This week is the first meeting for Narratives Concepts and Storytelling class. We introduced to the course policies and procedures. The lecturer explained about the learning outcomes. We are expected to complete the course successful.
The sub-topic in this week is A history of storytelling: Oral histories. In the class, we learned the concepts and outcomes of different narrative forms. I can enlarge my knowledge about narrative itself. At least, I know what narrative is and the types of narrative. Narrative is something that happened, has certain plots, subjects, and settings. The types of narrative are: autobiography, biography, captivity narrative, epic poem, fable fantasy, historical fiction, legend, play, quest narrative, realistic fiction, short story, tall tale, news and parable. It is important to know the basic of narrative, because narrative is part of storytelling. Storytelling is conveyed of narrative within the words, voices, illustrations, etc.

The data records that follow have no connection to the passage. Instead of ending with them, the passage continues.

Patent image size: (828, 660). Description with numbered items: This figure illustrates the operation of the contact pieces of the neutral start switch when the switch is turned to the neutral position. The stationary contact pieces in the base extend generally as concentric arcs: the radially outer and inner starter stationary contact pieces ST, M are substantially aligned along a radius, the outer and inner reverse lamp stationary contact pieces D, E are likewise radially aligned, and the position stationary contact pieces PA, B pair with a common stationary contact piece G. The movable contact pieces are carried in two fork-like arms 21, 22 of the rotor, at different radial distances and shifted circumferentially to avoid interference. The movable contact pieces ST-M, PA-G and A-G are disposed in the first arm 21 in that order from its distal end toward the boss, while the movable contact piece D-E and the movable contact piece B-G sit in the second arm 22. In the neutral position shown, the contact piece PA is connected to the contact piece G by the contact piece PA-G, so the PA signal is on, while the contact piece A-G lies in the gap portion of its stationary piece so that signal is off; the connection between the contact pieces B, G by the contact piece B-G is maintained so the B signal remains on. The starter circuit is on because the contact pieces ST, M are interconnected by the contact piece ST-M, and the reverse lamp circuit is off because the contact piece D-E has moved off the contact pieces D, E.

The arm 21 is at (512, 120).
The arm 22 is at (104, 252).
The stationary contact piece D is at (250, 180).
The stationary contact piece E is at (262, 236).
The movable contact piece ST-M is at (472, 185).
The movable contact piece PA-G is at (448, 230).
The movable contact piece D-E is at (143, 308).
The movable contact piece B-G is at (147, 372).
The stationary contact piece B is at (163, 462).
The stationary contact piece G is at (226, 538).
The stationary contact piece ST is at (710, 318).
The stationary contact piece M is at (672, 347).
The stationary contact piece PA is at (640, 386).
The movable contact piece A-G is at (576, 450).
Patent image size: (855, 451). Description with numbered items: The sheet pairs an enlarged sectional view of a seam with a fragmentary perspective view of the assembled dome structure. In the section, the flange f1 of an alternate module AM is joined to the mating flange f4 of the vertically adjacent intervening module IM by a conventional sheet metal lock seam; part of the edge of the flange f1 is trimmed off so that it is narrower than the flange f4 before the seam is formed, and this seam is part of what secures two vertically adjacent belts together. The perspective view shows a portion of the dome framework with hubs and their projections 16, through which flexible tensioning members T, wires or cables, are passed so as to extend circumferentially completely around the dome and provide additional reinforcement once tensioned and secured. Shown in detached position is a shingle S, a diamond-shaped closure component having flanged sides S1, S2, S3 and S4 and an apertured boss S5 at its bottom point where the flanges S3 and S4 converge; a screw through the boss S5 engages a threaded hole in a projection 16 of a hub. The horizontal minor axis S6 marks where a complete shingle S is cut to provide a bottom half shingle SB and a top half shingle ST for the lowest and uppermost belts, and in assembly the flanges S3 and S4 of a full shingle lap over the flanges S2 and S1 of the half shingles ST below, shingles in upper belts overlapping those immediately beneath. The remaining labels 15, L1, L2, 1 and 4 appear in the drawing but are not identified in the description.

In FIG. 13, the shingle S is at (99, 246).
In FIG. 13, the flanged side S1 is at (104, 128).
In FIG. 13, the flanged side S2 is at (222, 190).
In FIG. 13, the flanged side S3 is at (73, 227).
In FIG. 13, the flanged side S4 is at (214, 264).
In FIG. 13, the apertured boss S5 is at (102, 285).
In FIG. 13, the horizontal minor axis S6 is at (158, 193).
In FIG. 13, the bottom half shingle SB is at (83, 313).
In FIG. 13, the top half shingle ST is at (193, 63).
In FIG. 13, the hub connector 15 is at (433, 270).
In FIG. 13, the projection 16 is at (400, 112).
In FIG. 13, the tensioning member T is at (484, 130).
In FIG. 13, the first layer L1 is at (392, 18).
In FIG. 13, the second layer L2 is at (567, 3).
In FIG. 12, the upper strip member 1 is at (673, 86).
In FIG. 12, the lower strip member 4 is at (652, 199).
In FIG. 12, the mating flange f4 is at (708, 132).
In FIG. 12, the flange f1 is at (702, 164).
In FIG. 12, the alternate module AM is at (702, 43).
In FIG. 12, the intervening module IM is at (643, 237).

Storytelling is preceded by oral tradition that has been existing since prehistory era. At that time, the stories were told orally. It is the way to deliver messages and retell experiences to the other, especially from the older to the younger. This tradition was kept until the history era begin.

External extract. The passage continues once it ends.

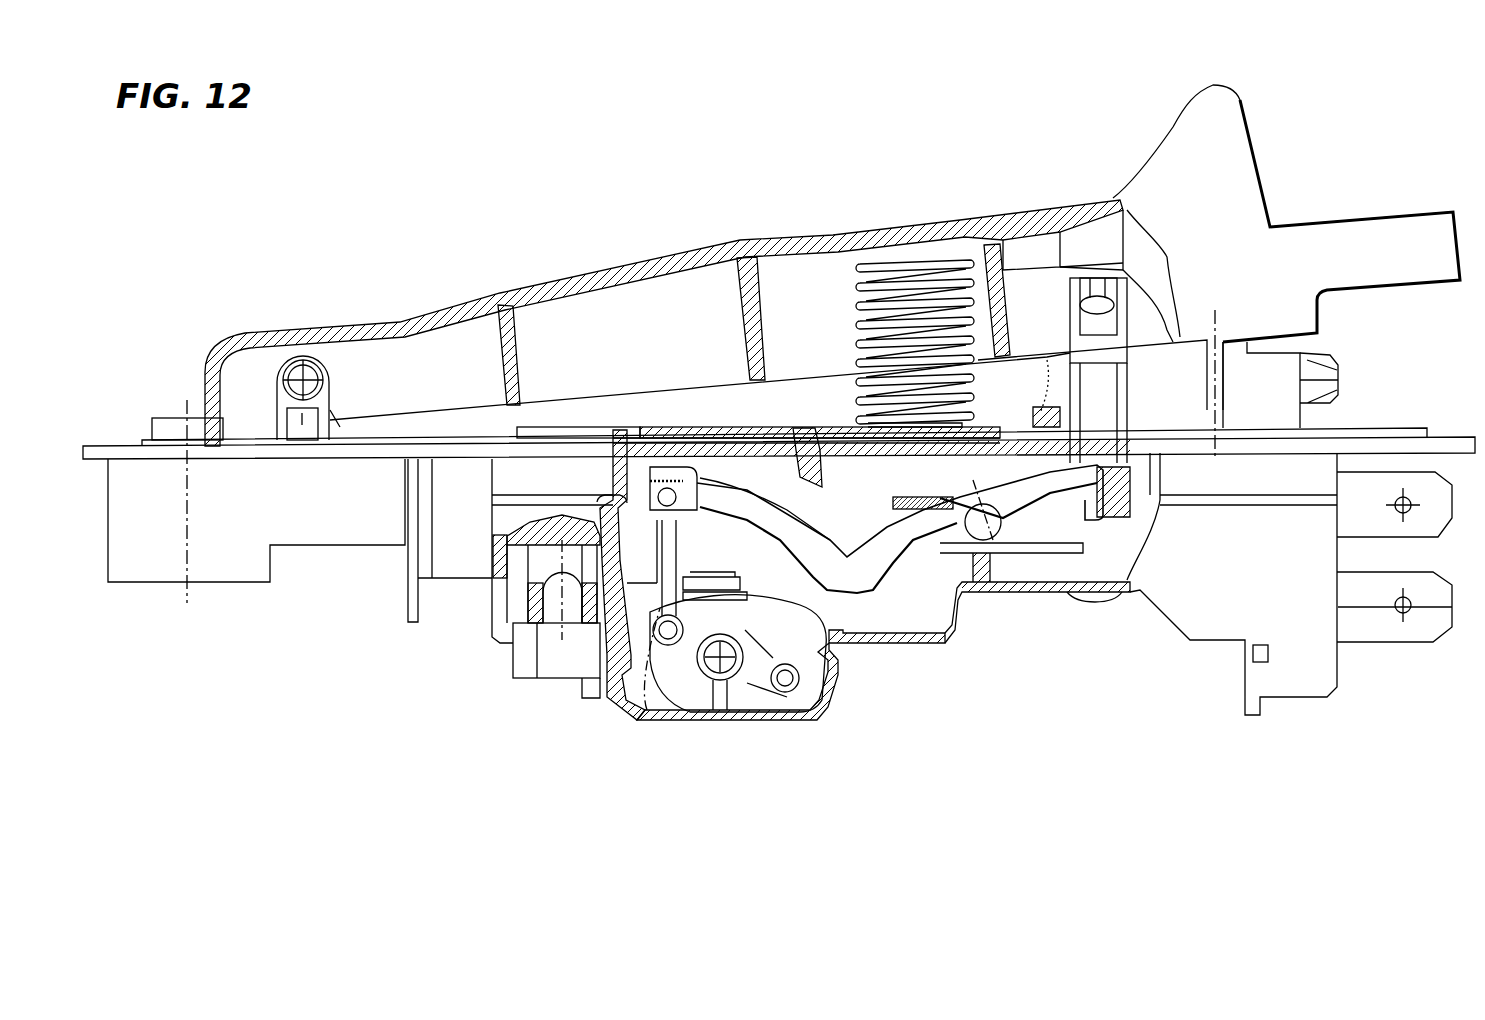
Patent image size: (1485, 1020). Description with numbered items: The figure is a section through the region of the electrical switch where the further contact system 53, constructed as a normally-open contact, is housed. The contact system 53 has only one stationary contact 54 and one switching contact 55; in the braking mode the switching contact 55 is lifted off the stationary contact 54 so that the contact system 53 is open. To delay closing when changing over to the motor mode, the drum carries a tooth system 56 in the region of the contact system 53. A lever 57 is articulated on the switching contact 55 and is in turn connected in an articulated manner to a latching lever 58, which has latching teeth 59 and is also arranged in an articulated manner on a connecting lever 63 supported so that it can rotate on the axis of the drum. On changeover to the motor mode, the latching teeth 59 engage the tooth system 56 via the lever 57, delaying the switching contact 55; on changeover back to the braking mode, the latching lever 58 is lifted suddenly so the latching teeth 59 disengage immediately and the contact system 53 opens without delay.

Entering the new era, stories were started retold by put it as iconography or typography. There are sharp distinctions about how stories were delivered in Western and Arab. In Western culture, we can find the ancients of earlier human beings in the forms of iconography. It tells about their traditions or as a symbolization of their believes, written in the caves. Apart from that, we cannot find any iconography in Arabic culture. The reasons are: Arabic had just known after the history era begin, no symbolization for living things. That is why, the stories were told in the form of calligraphy, for instance.